Old West Saloons: Rare Photos Reveal the Vibrant Culture of Cowboy Saloons in the 19th Century


It evokes images of Wild West saloon shootouts, heavy drinking, and dangerous outlaws.

These remarkable photos provide solid evidence that Old West watering holes truly live up to their infamous historical reputation.

Captured during the late 19th and early 20th centuries, these images from states ranging from Montana to Texas offer a glimpse of life inside these iconic establishments.

The saloon, a hallmark of the Wild West, was typically one of the first buildings to appear in frontier towns. They attracted cowboys, miners, fur trappers, and gamblers alike.

Salons, which quickly gained notoriety as centers of vice, often housed brothels and opium dens. Street fights were not uncommon, and salon fights were also frequent.

Interestingly, women who were not parlor girls or dancers were generally not allowed entry into these establishments.

The Western saloon was a special type of bar found in the Old West, where all types of people gathered, including fur trappers, cowboys, soldiers, loggers, traders, lawmen, outlaws, miners, and gamblers.

These places were also called "watering holes, bughouses, shebangs, cantinas, grogshops and gin mills".

The first saloon opened in 1822 in Browns Hole, Wyoming primarily to serve fur trappers.

By 1880, salons were really taking off. For example, in Leavenworth, Kansas, there were approximately 150 saloons and four locations that wholesaled liquor.

The appearance of the salon depends on where and when it was.

As cities grew larger, salons became more attractive. Bartenders took pride in how they looked and how they poured drinks.

But in the early days, especially in remote areas, salons were very basic.

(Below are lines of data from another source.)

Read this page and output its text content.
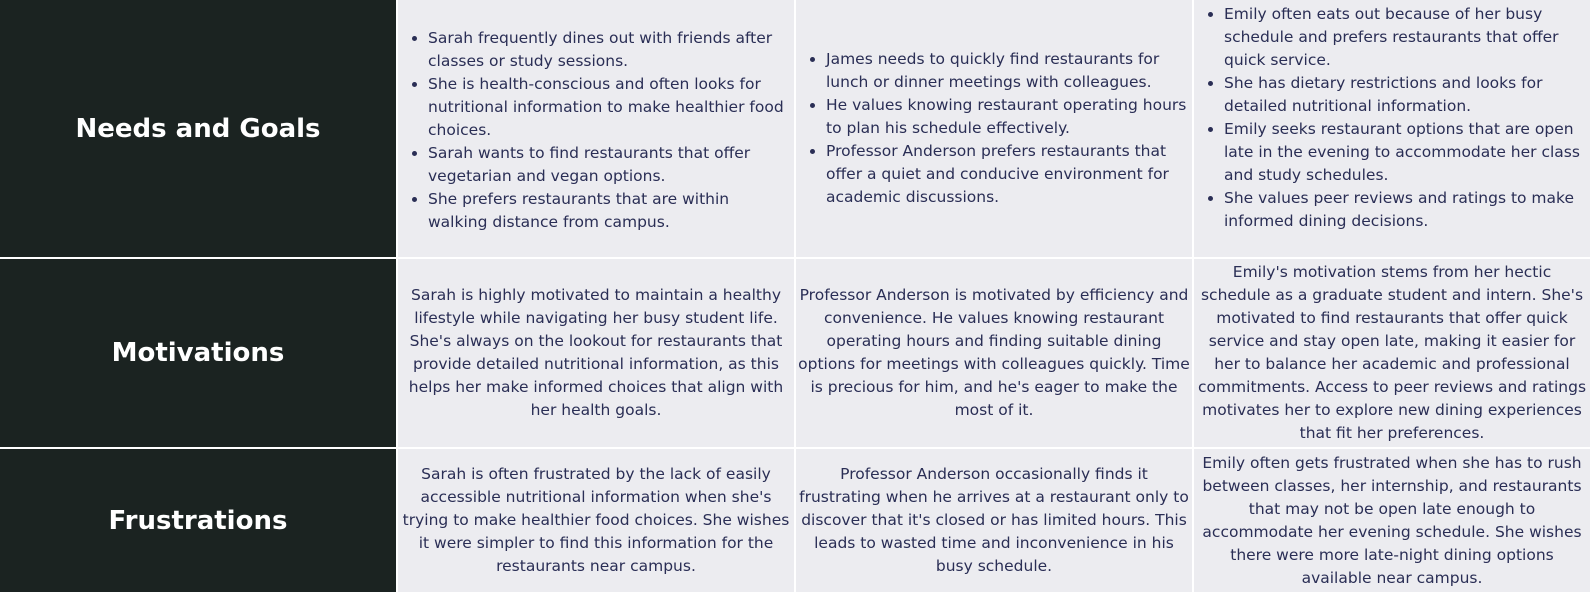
Needs and Goals
• Sarah frequently dines out with friends after classes or study sessions.
• She is health-conscious and often looks for nutritional information to make healthier food choices.
• Sarah wants to find restaurants that offer vegetarian and vegan options.
• She prefers restaurants that are within walking distance from campus.
• James needs to quickly find restaurants for lunch or dinner meetings with colleagues.
• He values knowing restaurant operating hours to plan his schedule effectively.
• Professor Anderson prefers restaurants that offer a quiet and conducive environment for academic discussions.
• Emily often eats out because of her busy schedule and prefers restaurants that offer quick service.
• She has dietary restrictions and looks for detailed nutritional information.
• Emily seeks restaurant options that are open late in the evening to accommodate her class and study schedules.
• She values peer reviews and ratings to make informed dining decisions.
Motivations

Sarah is highly motivated to maintain a healthy lifestyle while navigating her busy student life. She's always on the lookout for restaurants that provide detailed nutritional information, as this helps her make informed choices that align with her health goals.

Professor Anderson is motivated by efficiency and convenience. He values knowing restaurant operating hours and finding suitable dining options for meetings with colleagues quickly. Time is precious for him, and he's eager to make the most of it.

Emily's motivation stems from her hectic schedule as a graduate student and intern. She's motivated to find restaurants that offer quick service and stay open late, making it easier for her to balance her academic and professional commitments. Access to peer reviews and ratings motivates her to explore new dining experiences that fit her preferences.

Frustrations

Sarah is often frustrated by the lack of easily accessible nutritional information when she's trying to make healthier food choices. She wishes it were simpler to find this information for the restaurants near campus.

Professor Anderson occasionally finds it frustrating when he arrives at a restaurant only to discover that it's closed or has limited hours. This leads to wasted time and inconvenience in his busy schedule.

Emily often gets frustrated when she has to rush between classes, her internship, and restaurants that may not be open late enough to accommodate her evening schedule. She wishes there were more late-night dining options available near campus.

They had minimal furniture and were not attractive at all. Sometimes, the only way to stay warm in the winter was with a wood-burning stove.

One of the things that really stood out about the salon were the “batwing” doors at the entrance.

These doors were mounted on special hinges that allowed them to swing to either side, and they went from your chest down to your knees.

In some parts of the American West, people also sold liquor from wagons.

Salons were often built using whatever materials were available nearby, such as grass pulled from the ground, or they could also be made from the hull of an old ship, or dug into the side of a hill.

Salons were not just places to drink; They were also entertainment centers. They had dancing girls, who sometimes also worked as prostitutes.

You can also find games like Farro, Poker, Brag, Three-Card Monte, and Dice.

As salons became more popular, they began to add more games such as billiards, darts, and even bowling. Some salons had full crowds, with pianists, can-can dancers and even small theater shows.

When a new town started up, the first saloons were often tents or huts selling homemade whiskey made from things like "raw alcohol, burnt sugar and chewing tobacco".

At the time, beer was usually served at room temperature because there was no way to keep it cold.

It was not until 1880 when Adolphus Busch introduced refrigeration and pasteurization to beer with his Budweiser brand. Some saloons kept their beer in casks on racks inside the saloon.

Many salons had 'informal' sectors, like opium dens and brothels, attracting rural girls with the promise of high pay and easy work. However, some salons aimed to maintain a 'respectable' image and banned these activities.

They often have calluses on their elbows from regularly leaning on the bar at the salon.

These places were not very friendly to minorities – by law, Indians were excluded, and a Chinese person could risk his life by entering.

Soldiers were generally not welcome in Western salons. They were seen as representing the state and were often blamed for spreading venereal diseases among salon girls.

1 comment:

  1. ...I love the shot of the bar with the little Pug standing in the saloon. I think it took some time to take a photo back then, so that was a patient dog! Ha!